Liberman et al. (1967) recognized that listener judgments were still consistent. What then allowed for the various acoustic patterns to be realized as the same consonant? They proposed the motor theory of speech perception, hypothesizing that what provided the stability in the variable acoustic input was the production of the sounds or the articulatory gestures giving rise to them (for reviews see Galantucci, Fowler, & Turvey, 2006; Liberman et al., 1967; Fowler, 1986; Fowler, Shankweiler, & Studdert‐Kennedy, 2016). In this view, despite their acoustic variability, constant articulatory gestures provided phonetic category stability – [p] and [b] are both produced with the stop closure at the lips, [t] and [d] with the stop closure at the alveolar ridge, and [k] and [g] are produced with the closure at the velum.

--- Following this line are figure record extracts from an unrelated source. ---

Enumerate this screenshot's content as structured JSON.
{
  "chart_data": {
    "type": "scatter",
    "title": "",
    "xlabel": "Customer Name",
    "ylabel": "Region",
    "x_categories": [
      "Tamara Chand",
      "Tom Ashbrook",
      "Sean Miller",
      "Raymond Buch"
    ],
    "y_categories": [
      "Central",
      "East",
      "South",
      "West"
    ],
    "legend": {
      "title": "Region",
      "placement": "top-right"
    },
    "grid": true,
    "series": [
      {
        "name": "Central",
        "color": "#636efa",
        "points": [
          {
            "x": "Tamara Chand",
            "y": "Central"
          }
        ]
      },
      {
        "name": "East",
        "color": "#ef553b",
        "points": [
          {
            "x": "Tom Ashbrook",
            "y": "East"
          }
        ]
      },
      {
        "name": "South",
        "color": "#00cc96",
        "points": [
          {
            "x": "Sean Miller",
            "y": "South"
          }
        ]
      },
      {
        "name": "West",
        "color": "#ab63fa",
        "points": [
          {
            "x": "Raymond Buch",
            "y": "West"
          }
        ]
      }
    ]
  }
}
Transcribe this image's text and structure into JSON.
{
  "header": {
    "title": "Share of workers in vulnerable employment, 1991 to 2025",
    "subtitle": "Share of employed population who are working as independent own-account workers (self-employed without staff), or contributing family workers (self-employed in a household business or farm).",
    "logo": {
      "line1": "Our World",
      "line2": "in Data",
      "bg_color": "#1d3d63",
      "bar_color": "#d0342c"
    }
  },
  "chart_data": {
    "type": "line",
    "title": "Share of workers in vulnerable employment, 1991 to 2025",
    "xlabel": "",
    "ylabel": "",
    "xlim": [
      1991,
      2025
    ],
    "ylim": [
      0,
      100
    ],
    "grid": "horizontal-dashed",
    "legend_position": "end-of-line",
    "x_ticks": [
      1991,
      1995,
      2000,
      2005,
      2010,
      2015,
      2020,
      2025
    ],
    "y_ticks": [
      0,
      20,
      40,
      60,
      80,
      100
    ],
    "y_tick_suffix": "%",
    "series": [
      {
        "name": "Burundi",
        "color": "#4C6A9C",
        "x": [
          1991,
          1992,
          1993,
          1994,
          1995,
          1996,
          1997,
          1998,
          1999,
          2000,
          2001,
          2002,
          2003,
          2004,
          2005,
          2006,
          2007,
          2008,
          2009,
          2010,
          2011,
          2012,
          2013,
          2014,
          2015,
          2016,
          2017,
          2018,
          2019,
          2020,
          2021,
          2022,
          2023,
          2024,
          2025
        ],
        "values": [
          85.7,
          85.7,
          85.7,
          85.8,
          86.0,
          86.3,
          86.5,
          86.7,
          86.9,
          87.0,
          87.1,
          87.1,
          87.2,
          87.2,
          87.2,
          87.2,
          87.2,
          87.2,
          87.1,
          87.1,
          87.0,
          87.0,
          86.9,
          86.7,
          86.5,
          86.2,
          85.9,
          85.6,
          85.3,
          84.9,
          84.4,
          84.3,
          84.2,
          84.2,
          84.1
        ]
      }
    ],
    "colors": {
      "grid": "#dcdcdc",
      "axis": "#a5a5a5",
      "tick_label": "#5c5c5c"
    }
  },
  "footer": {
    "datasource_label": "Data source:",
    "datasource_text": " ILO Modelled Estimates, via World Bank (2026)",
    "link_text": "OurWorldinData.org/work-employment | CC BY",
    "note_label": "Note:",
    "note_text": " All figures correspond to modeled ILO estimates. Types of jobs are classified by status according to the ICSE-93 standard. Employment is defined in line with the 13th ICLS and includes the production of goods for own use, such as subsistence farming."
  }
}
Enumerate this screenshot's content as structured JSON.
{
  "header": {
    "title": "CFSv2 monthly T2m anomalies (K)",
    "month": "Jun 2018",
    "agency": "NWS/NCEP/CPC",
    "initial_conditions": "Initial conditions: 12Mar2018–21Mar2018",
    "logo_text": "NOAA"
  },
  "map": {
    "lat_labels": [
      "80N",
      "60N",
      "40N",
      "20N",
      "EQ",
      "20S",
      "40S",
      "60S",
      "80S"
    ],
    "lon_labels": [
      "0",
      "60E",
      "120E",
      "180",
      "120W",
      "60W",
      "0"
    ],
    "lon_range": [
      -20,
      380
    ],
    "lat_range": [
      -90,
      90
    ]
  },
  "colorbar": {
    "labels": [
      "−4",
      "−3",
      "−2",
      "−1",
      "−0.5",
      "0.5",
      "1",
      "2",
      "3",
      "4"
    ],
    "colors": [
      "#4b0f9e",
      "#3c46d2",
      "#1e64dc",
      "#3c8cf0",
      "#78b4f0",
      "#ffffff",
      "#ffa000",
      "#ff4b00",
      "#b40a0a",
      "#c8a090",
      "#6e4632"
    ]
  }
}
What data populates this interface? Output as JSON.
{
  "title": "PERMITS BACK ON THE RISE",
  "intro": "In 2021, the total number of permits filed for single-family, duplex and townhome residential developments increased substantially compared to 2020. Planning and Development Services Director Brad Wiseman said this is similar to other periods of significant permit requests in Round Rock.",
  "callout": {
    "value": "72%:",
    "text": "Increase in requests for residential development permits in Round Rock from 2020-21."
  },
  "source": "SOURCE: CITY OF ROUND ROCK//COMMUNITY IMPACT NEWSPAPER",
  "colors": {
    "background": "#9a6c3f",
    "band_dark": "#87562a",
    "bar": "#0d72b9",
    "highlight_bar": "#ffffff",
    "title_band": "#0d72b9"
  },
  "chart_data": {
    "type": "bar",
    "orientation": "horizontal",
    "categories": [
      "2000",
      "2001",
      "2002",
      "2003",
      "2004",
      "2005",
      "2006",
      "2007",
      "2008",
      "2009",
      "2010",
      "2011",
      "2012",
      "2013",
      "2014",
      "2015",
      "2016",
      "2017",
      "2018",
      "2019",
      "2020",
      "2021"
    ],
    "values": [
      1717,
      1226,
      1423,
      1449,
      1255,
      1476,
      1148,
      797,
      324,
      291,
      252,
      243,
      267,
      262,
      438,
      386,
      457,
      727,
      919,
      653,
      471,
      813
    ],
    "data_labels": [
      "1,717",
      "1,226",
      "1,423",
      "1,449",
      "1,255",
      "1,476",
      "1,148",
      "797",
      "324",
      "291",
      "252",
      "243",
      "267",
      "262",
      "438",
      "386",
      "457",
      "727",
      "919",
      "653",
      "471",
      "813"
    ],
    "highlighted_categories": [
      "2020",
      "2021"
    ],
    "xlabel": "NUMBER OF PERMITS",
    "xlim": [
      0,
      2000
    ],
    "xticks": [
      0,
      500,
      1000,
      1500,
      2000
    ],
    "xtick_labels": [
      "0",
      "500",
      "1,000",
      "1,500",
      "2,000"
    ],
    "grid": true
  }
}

It is worth noting, that even the motor theory fails to provide the nature of the mapping from the variable acoustic input to a particular articulatory gesture. That is, it is not specified what it is in the acoustic signal that allows for the transformation of the input to a particular motor pattern. In this sense, the motor theory of speech perception did not solve the invariance problem. That said, there are many proponents of the motor (gesture) theory of speech perception (see Fowler, Shankweiler, & Studdert‐Kennedy, 2016, for a review), and recently evidence from cognitive neuroscience has been used to provide support (see D’Ausilio, Craighero, & Fadiga, 2012 for a review). In particular, it has been shown in a number of studies that the perception of speech not only activates auditory areas of the brain (temporal structures) but also, under some circumstances, activates motor areas involved in speech production. For example, using fMRI, activation has been shown in motor areas during passive listening to syllables, areas activated in producing these syllables (Wilson et al., 2004), and greater activation has been shown in these areas for nonnative speech sounds compared to native speech sounds (Wilson & Iacoboni, 2006). Transmagnetic stimulation (TMS) studies showed a change in the perception of labial stimuli near the phonetic boundary of a labial–alveolar continuum after stimulation of motor areas involving the lips; no perceptual changes occurred for continua not involving labial stimuli, for example, alveolar–velar continua (Mottonen & Watkins, 2009; Fadiga et al., 2002). Nonetheless, activation of motor areas during speech perception in both the fMRI and TMS studies appears to occur under challenging listening conditions such as when the acoustic stimuli are of poor quality, for example, when sounds are not easily mapped to a native‐language inventory or during the perception of boundary stimuli, but not when the stimuli are good exemplars. These findings raise the possibility that frontal areas are recruited when additional neural resources are necessary, and thus are not core areas recruited in the perception of speech (see Schomers & Pulvermüller, 2016, for a contrasting view).

It would not be surprising to see activation of motor areas during the perception of speech, as listeners are also speakers, and speakers perceive the acoustic realization of their productions. That there is a neural circuit bridging temporal and motor areas then would be expected (see Hickok & Poeppel, 2007). However, what needs to be shown in support of the motor (gesture) theory of speech is that the patterns of speech‐perception representations are motoric or gestural. It is, of course, possible that there are gestural as well as acoustic representations corresponding to the features of speech. However, at the minimum, to support the motor theory of speech, gestures need to be identified that provide a perceptual standard for mapping from auditory input to phonetic feature. As we will see shortly, the evidence to date does not support such a view (for a broad discussion challenging the motor theory of speech perception see Lotto, Hickok, & Holt, 2009).